Retinitis Pigmentosa

Simulation image of how retinitis pigmentosa affects vision. The scene is restricted to a circle in the centre, with the remaining scene blacked out.

What is Retinitis Pigmentosa?

Retinitis Pigmentosa (RP) is a genetic eye condition that causes cells in the light-sensitive retina, located at the back of the eye, to degenerate slowly and progressively. The condition can vary greatly. While many people with RP retain limited vision throughout their lives, others will lose their sight completely.

These images give an impression of what someone with Retinitis Pigmentosa may see compared to someone with normal vision.

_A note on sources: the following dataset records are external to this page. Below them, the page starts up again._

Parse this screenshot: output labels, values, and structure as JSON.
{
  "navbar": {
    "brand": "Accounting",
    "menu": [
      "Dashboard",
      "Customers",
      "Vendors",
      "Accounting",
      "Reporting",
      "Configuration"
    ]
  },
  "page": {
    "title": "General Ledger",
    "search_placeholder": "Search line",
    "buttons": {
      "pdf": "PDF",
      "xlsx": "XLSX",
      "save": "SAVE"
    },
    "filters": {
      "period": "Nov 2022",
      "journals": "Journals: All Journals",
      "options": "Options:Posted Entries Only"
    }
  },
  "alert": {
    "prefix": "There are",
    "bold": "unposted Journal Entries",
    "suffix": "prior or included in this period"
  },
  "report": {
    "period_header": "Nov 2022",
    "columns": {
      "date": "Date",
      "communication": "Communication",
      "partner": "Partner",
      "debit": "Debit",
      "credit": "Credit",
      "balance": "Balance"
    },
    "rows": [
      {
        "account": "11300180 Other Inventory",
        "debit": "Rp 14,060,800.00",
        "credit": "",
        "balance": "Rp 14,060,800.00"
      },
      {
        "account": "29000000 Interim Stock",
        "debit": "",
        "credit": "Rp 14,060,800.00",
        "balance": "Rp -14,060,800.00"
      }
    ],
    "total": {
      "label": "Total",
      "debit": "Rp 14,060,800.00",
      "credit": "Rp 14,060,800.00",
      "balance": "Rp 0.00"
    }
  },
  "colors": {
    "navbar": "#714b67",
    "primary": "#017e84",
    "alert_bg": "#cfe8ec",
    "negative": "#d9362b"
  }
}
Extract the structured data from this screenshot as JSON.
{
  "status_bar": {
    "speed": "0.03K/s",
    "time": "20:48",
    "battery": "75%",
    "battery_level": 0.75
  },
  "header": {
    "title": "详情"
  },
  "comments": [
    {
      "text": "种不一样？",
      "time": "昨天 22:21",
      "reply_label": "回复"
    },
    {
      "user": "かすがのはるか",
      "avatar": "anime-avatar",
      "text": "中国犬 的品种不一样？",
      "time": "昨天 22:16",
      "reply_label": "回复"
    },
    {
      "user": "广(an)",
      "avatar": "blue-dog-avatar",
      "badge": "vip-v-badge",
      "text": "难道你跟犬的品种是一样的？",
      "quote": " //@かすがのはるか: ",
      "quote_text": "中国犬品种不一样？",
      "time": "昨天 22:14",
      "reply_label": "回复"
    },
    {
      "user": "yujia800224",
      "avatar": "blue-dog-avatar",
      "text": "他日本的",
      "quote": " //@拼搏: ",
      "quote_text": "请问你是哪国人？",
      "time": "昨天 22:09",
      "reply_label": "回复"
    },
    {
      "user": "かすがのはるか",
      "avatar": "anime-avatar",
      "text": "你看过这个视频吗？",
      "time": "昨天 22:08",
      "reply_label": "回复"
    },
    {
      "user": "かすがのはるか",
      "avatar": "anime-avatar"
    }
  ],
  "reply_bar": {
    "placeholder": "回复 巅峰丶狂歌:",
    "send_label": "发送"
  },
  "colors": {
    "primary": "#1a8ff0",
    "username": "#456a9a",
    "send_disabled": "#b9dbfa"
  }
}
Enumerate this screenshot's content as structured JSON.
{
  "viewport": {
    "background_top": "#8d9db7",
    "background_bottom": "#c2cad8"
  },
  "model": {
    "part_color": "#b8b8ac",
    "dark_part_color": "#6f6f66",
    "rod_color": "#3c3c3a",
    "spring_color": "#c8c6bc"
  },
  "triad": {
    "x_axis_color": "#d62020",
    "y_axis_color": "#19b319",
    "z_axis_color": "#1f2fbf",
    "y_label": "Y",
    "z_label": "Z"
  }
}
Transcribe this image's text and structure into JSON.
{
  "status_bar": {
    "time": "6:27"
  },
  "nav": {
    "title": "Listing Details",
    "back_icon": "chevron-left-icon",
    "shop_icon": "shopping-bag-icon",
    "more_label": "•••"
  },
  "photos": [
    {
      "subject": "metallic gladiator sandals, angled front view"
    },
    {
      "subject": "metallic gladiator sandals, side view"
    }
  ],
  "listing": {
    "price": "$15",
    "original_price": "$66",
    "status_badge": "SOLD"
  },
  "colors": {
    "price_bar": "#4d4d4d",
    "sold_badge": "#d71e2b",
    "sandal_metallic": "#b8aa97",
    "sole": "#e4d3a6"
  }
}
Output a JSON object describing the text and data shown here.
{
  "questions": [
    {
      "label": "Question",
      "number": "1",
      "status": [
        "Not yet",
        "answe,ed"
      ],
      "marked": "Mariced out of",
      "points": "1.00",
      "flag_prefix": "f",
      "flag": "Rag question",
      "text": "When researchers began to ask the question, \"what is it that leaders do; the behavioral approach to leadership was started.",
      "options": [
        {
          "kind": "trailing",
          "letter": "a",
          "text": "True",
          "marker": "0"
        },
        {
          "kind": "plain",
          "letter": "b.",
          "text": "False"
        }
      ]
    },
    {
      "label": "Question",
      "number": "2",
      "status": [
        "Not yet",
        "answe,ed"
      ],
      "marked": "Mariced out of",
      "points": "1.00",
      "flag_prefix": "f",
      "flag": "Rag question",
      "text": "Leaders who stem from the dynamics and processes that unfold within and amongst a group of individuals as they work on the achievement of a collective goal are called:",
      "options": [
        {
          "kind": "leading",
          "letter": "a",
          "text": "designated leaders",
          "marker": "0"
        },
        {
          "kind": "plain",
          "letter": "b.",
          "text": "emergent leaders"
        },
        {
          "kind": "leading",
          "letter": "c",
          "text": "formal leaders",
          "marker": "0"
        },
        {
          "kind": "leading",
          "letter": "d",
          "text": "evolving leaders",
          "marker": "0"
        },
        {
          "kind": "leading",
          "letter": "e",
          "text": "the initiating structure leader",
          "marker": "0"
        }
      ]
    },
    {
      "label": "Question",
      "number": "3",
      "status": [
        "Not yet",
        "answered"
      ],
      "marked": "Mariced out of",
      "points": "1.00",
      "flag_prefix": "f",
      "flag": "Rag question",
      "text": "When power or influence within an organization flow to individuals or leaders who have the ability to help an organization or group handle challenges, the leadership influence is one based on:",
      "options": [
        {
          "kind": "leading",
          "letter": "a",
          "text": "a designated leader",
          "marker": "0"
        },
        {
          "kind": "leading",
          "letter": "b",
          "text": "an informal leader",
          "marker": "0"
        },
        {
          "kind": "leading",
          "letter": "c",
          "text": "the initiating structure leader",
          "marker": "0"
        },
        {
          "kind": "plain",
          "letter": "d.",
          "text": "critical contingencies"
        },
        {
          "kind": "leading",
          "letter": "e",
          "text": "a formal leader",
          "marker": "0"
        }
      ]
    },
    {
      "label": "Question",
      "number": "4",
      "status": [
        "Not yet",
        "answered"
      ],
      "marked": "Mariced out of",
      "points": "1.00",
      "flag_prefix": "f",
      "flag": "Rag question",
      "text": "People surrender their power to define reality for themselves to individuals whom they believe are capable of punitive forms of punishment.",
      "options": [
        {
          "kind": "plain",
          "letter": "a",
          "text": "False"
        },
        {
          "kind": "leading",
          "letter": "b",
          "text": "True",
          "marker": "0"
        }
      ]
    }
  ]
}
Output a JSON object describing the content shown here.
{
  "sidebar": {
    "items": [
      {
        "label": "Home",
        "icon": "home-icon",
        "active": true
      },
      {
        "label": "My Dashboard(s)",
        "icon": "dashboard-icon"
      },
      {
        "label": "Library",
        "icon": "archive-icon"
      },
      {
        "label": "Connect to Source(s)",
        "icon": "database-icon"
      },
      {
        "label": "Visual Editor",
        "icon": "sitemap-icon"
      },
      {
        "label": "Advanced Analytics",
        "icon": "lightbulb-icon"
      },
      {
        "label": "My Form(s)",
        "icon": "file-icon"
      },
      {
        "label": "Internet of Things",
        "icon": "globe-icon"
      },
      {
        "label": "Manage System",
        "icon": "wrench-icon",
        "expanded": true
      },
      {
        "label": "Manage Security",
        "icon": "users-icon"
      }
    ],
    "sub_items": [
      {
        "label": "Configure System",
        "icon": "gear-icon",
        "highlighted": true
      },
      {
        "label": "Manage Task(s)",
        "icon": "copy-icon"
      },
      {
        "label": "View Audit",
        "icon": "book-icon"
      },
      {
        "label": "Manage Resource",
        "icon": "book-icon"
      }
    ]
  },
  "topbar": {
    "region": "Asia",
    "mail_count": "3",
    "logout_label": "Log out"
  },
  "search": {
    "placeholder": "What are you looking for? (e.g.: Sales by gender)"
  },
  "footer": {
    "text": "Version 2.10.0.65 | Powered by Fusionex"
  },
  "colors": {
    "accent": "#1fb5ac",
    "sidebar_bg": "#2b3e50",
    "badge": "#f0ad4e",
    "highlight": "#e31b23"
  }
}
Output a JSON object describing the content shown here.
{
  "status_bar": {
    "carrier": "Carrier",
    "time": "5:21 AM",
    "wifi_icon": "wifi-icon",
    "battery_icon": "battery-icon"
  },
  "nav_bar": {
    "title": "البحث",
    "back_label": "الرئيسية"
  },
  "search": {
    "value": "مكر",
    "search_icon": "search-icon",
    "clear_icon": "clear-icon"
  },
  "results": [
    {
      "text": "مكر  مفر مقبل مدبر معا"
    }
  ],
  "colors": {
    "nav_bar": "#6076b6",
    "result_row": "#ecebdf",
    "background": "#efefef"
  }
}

Click below to download the full Accessible Fact Sheets for Retinitis Pigmentosa:

Accessible Word version (Word, 516KB) - Retinitis Pigmentosa

Accessible PDF version (PDF, 81KB) - Retinitis Pigmentosa

What are the symptoms?

Generally, symptoms develop between the ages of 10 and 30 years. Some of the first symptoms may include the following:

  • difficulty seeing at night (night-blindness) or in dimly lit areas
  • a narrowing field of vision
  • light and glare sensitivity

Who is at risk?

RP is an hereditary disease that generally occurs in people that have a family history of the condition.

Can it be treated?

There is currently no standard treatment or therapy for RP. However, scientists have isolated several genes responsible for the disease and research is being done on stem cell and gene therapy.